Additionally, a laser scan by the team revealed that the building was leaning, with some of its columns having shortened by as much as 25 mm. The line of the new façade, as designed, would be up to 4.93 inches (125 mm) out of skew with the vertical plane of the structure, and up to more than 3 inches (76 mm) out into the airspace of a neighboring building. The overall building was 4.5 inches (114 mm) shorter than drawn, and three “typical” floors decreased in height by 1½ inches (38 mm).
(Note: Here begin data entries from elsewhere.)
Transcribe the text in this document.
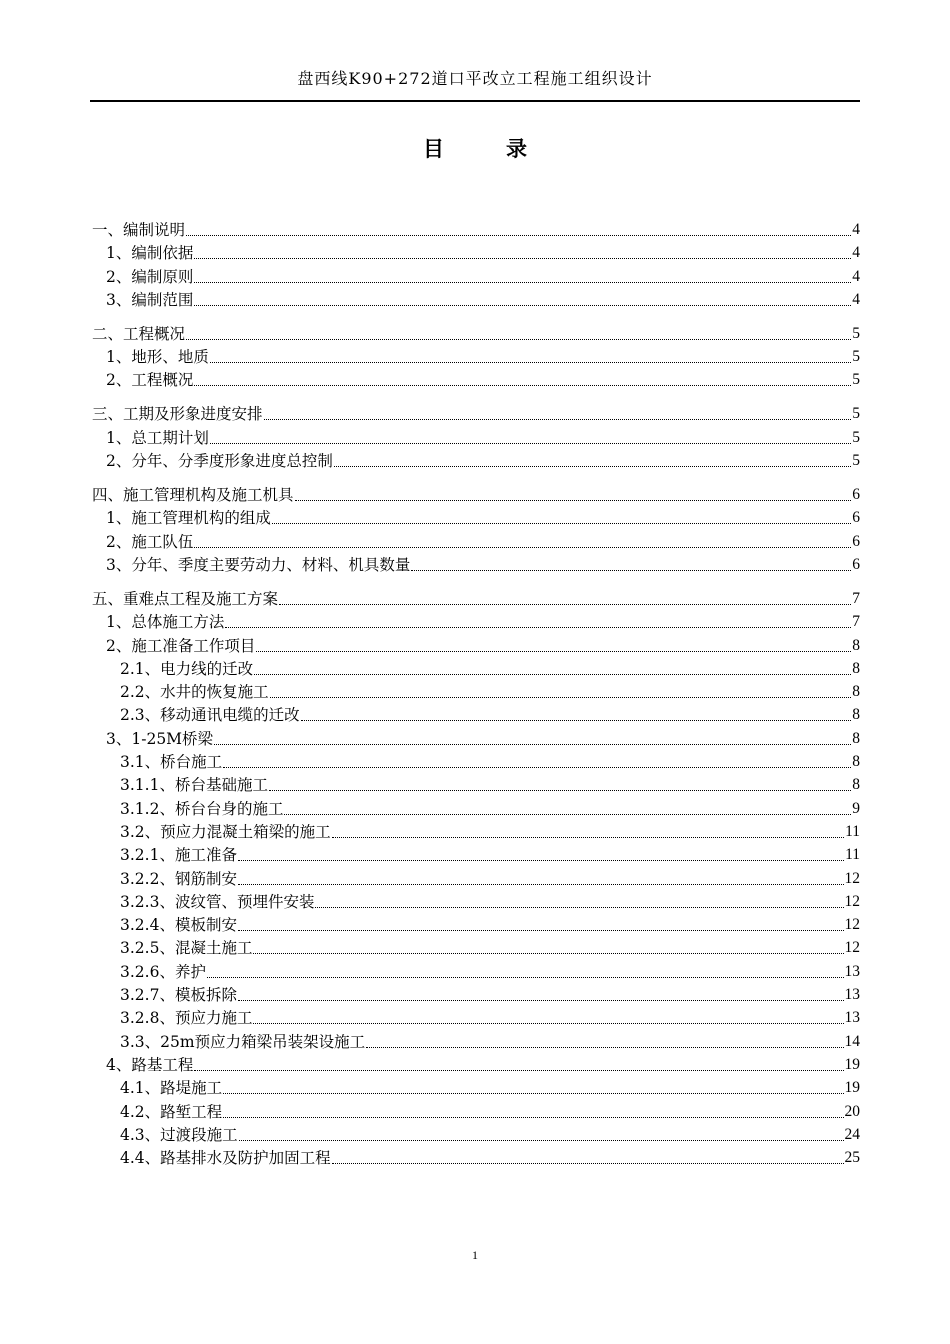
盘西线K90+272道口平改立工程施工组织设计
目	录
一、编制说明	4
1、编制依据	4
2、编制原则	4
3、编制范围	4
二、工程概况	5
1、地形、地质	5
2、工程概况	5
三、工期及形象进度安排	5
1、总工期计划	5
2、分年、分季度形象进度总控制	5
四、施工管理机构及施工机具	6
1、施工管理机构的组成	6
2、施工队伍	6
3、分年、季度主要劳动力、材料、机具数量	6
五、重难点工程及施工方案	7
1、总体施工方法	7
2、施工准备工作项目	8
2.1、电力线的迁改	8
2.2、水井的恢复施工	8
2.3、移动通讯电缆的迁改	8
3、1-25M桥梁	8
3.1、桥台施工	8
3.1.1、桥台基础施工	8
3.1.2、桥台台身的施工	9
3.2、预应力混凝土箱梁的施工	11
3.2.1、施工准备	11
3.2.2、钢筋制安	12
3.2.3、波纹管、预埋件安装	12
3.2.4、模板制安	12
3.2.5、混凝土施工	12
3.2.6、养护	13
3.2.7、模板拆除	13
3.2.8、预应力施工	13
3.3、25m预应力箱梁吊装架设施工	14
4、路基工程	19
4.1、路堤施工	19
4.2、路堑工程	20
4.3、过渡段施工	24
4.4、路基排水及防护加固工程	25
1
Speaker Matthew Herman, Buro Happold
“We had to make some adjustments,” Walerius said. “We went with longer slots on our brackets, and some were notched to get additional lateral adjustment. And on those three floors, we literally made shorter curtain wall units to accommodate that. We had 2,800 anchors on this project and we individually designed almost all of them.”

The new façade was installed on the exterior of the building with the old windows still in place during the day, which meant many occupant requests to stop work in certain locations and at certain times. At night, a second team removed the old windows and installed flashing to complete the seal from the interior to the new windows.
Attendees networking
These adjustments slowed the installation process for the 8-foot 3-inch-by-10-foot-6-inch (2.5 by 3.2  meter) units, which would normally run at 30 to 50 units per day, to 10 units per day. The project was also put on hold for a year by the owner.

“It started in 2009, and we still aren’t finished,” Walerius said. “It’s what I call the ‘stress, tension and fatigue’ factor. And we don’t know yet if we’re going to hit the building when we get to the top.”